Lettere a Sergio Romano, Corriere della Sera 03/08/2012, 3 agosto 2012
IL DRAMMA DEI POPOLI IN FUGA NELLA STORIA DEL NOVECENTO
Leggendo sul Corriere del 26 luglio la lettera «Kaliningrad ex Königsberg ponte russo verso l’Europa» e la sua risposta, mia moglie è scoppiata in lacrime. È nata a Pillau, oggi Baltysk, quel piccolo porto vicino a Königsberg così tanto importante per i Russi. Ha subito un trauma d’infanzia, dovendo lasciare la sua casa e la patria di punto in bianco, per fuggire con la famiglia a Hamburg, mettendosi in salvo dall’ira atroce e disumana delle truppe dell’Armata Rossa. Si parla di 14 milioni di tedeschi che hanno avuto la stessa sorte. Ma oggi non è ammesso parlare di questo incredibile disastro umanitario. Può spiegare lei perché?
L. Hofmann
hofmann.l@alice.it
Caro Hofmann,
I l numero dei tedeschi fuggiti dall’Est di fronte all’Armata Rossa o cacciati subito dopo la fine della guerra dai territori in cui vivevano da molti secoli (i «vertriebene» della Prussia Orientale, della Slesia, della Pomerania, del Sudetenland cecoslovacco, di alcune regioni ungheresi e jugoslave) fu, secondo gli studiosi, fra i 12 e i 15 milioni. È ancora più difficile stabilire con precisione il numero di coloro che morirono di fame e freddo lungo la via della fuga o furono passati per le armi nella prima fase dell’occupazione. È certamente vero che di questa tragica storia, forse la più grande e sanguinosa migrazione di massa del Novecento, il mondo, per alcuni decenni, ha parlato pochissimo. Ma da qualche anno il sipario del silenzio si è alzato e il dramma è diventato finalmente materia di studi e memorie. Esistono i ricordi prussiani di Marion Dönhoff, editore della Zeit di Amburgo. Esiste il romanzo (Il passo del gambero, pubblicato da Einaudi) in cui Günter Grass ha raccontato l’affondamento, al largo di Danzica, di una nave, la Wilhelm Gustloff, in cui perdettero la vita novemila persone, di cui la metà erano bambini. Esistono il libro di Guido Knopp (Tedeschi in fuga, nella edizione italiana di Corbaccio), quello di Peter Glotz (Die Vertreibung) sui tedeschi della Boemia e molti altri.

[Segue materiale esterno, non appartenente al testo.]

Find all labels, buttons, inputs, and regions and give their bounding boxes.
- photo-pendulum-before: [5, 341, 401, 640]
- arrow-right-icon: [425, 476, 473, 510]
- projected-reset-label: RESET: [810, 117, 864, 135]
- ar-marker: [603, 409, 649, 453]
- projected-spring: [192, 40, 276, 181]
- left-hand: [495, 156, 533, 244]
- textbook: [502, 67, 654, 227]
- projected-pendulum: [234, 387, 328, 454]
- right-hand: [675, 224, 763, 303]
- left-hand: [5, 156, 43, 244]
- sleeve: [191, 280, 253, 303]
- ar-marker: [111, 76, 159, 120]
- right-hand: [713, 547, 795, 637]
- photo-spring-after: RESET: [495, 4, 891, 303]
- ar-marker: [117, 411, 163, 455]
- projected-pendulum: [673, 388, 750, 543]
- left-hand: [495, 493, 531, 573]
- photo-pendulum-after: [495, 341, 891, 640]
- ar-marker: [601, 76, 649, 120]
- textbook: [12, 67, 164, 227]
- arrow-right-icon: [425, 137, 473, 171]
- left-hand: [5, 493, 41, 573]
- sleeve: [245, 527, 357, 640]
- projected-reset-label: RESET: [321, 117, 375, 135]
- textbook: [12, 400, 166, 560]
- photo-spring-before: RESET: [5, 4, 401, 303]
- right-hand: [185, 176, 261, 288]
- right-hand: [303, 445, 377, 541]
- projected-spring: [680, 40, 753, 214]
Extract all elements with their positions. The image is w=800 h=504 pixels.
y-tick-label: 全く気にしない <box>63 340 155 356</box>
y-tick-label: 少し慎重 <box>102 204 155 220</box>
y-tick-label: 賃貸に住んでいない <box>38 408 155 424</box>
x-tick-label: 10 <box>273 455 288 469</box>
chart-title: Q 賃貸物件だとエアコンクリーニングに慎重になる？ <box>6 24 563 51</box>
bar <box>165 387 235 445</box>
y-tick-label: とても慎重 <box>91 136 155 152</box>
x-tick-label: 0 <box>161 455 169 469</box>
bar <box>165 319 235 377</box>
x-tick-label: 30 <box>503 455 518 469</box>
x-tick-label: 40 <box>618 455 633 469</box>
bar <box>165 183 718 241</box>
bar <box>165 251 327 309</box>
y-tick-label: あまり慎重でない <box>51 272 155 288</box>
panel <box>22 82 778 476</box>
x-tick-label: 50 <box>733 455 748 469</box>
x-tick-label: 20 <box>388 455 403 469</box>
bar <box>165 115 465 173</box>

Oggi la Germania vuole ricordare e ne ha il diritto. Chi preferisce ignorare quella vicenda o la considera una giusta punizione per i misfatti tedeschi, dimostra di credere che le colpe di un regime debbano essere attribuite a un intero popolo; e questo è razzismo. Aggiungo, caro Hofmann, che molti tedeschi ricordano questa pagina della loro storia con grande equilibrio. Knopp, per esempio, scrive che «la cacciata dalle rispettive terre d’origine è stato un delitto che nel XX secolo ha colpito una immensa moltitudine: nella sola Europa, fra il 1939 e il 1948, quasi cinquanta milioni di persone furono costrette ad abbandonare la loro patria». Nel museo storico di Berlino, fra il dicembre del 2005 e l’aprile del 2006, è stata organizzata una esposizione dedicata a «Flucht, Vertreibung, Integration» (fuga, cacciata, integrazione) in cui il caso dei tedeschi dell’Est è stato ricordato insieme a quello degli armeni, allo scambio di popolazioni fra Grecia e Turchia dopo la Grande guerra, alle popolazioni polacche cacciate dai territori annessi al Terzo Reich nel 1939 e a quelle ancora più numerose cacciate dai territori annessi all’Urss sei anni dopo. Se quella mostra fosse stata organizzata anche in Italia, caro Hofmann, sarebbe stato giusto dedicare una sala agli italiani cacciati dall’Istria fra il 1945 e il 1947.